Da die Großstadt Bergischland ab dem zweiten Jahr ihrer Gründung bereits einen Nothaushalt führen musste, fehlte nun das Geld für die Sanierung, wenn es denn schon eine Freigabe der Bahn gegeben hätte. Diese erfolgte aufgrund eines Beschlusses des Bundesverfassungsgerichtes im November 2024. Die Schwebebahn war nach 11 Jahren Brache wieder betreibbar. Der Jubel der Bevölkerung bekam jedoch einen Dämpfer, als der Bezirksbürgermeister Alt verkünden musste, dass die Sanierung der Schwebebahn bis zur Betriebsfähigkeit voraussichtlich 103 Millionen Euro verschlingen würde. Erschwerend kam hinzu, dass wegen der zweiten Beschleunigung des Umbaus Döppersberg ein Teilstück der Schwebebahn zwischen den Stationen Kluse und Adlerbrücke 2015 abgerissen wurde. Ursache dafür war eine fehlerhafte Sprengung der westlichen Mauer des Luftschutzbunkers unterhalb des Döppersberg und die immens gestiegenen Einsparungsversuche wegen unerwarteter Kostensteigerungen.
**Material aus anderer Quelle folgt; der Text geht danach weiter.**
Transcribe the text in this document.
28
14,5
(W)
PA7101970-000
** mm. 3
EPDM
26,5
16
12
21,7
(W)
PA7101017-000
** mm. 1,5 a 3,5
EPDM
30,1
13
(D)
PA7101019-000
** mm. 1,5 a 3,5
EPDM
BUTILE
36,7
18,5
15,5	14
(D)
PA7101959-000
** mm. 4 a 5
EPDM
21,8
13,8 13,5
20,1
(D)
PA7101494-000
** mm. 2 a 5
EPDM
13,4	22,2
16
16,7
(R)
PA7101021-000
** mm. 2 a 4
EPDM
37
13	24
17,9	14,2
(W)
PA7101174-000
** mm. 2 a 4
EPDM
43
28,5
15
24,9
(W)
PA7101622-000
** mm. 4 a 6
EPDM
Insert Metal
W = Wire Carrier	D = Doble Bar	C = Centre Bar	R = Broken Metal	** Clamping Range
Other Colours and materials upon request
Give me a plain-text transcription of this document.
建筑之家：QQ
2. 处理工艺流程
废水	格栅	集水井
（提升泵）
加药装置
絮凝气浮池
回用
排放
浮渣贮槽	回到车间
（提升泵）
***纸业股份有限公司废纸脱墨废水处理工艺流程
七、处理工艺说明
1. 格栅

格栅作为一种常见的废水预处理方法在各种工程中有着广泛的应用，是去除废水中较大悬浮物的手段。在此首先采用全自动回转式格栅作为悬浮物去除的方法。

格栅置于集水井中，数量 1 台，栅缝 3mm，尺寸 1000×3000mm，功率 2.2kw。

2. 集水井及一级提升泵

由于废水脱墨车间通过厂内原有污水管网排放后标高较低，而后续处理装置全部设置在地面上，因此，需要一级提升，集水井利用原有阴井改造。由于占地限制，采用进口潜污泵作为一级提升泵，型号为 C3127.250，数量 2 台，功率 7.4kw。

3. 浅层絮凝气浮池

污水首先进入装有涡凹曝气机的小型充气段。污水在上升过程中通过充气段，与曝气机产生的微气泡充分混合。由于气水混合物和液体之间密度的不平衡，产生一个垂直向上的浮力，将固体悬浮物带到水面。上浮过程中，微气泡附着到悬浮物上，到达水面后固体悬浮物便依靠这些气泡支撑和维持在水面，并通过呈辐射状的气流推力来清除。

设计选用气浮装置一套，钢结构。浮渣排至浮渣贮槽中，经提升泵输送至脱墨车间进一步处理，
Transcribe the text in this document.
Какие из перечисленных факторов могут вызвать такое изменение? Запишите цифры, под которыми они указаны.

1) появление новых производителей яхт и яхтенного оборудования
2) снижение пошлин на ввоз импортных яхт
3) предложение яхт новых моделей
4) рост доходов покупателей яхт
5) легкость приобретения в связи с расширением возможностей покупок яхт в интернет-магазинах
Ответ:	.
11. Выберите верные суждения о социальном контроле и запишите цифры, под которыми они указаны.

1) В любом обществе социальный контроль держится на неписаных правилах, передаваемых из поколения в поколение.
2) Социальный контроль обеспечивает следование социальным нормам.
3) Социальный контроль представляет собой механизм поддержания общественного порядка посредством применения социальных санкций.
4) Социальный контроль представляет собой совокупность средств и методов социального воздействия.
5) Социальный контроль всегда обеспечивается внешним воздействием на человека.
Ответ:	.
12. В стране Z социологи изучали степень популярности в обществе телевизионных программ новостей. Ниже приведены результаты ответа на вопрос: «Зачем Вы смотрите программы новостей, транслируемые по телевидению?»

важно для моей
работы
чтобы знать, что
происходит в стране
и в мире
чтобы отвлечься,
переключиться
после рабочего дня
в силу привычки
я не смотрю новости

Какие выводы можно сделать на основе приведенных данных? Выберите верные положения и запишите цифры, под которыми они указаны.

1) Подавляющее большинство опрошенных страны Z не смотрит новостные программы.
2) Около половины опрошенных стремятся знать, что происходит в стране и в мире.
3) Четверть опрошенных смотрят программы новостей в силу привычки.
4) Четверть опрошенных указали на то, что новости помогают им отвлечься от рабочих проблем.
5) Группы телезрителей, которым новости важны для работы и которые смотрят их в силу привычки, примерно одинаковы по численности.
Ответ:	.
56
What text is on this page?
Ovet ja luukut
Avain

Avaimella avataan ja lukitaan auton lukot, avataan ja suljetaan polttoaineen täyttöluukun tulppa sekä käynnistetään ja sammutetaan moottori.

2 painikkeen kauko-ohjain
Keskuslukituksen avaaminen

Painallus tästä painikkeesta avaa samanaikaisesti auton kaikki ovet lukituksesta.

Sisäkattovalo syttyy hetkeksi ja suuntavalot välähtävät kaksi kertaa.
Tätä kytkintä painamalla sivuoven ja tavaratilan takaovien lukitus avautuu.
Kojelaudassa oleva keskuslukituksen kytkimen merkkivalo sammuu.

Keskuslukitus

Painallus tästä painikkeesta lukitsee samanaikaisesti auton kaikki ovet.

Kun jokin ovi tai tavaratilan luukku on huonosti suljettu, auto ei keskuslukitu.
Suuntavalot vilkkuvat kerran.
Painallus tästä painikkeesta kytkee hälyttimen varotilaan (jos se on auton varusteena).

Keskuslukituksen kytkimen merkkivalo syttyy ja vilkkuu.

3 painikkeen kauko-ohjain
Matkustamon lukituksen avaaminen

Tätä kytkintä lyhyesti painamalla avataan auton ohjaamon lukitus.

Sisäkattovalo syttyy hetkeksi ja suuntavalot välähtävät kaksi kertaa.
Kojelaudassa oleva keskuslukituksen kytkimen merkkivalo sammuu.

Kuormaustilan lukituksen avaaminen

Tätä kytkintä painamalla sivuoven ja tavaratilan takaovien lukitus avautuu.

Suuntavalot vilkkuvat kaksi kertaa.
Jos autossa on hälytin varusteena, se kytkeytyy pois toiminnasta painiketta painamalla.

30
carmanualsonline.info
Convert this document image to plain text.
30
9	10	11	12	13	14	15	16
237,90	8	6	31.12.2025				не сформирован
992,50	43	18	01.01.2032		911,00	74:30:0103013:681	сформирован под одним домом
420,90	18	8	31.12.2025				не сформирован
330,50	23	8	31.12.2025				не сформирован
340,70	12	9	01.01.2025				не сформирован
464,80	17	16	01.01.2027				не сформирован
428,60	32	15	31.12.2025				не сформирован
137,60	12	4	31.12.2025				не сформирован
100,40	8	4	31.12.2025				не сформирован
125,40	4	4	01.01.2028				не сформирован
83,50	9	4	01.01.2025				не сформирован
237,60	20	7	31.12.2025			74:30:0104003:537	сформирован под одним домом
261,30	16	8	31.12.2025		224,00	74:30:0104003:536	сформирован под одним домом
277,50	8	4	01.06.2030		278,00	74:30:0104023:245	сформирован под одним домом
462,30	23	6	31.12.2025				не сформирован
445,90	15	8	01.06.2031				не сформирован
2024 war also guter Rat teuer und so beschloss der Bezirksrat Anfang 2025 das entwidmete Baudenkmal Schwebebahn zu einem gemeinsamen Projekt der Stadt Bergischland und dem Jobcenter zu erklären. Man entsann sich der mehr als nur guten Erfahrungen beim Bau des „Aktionsweges Nordbahntrasse“ und rief ein Bürgerforum zur Meinungsabfrage ins Leben.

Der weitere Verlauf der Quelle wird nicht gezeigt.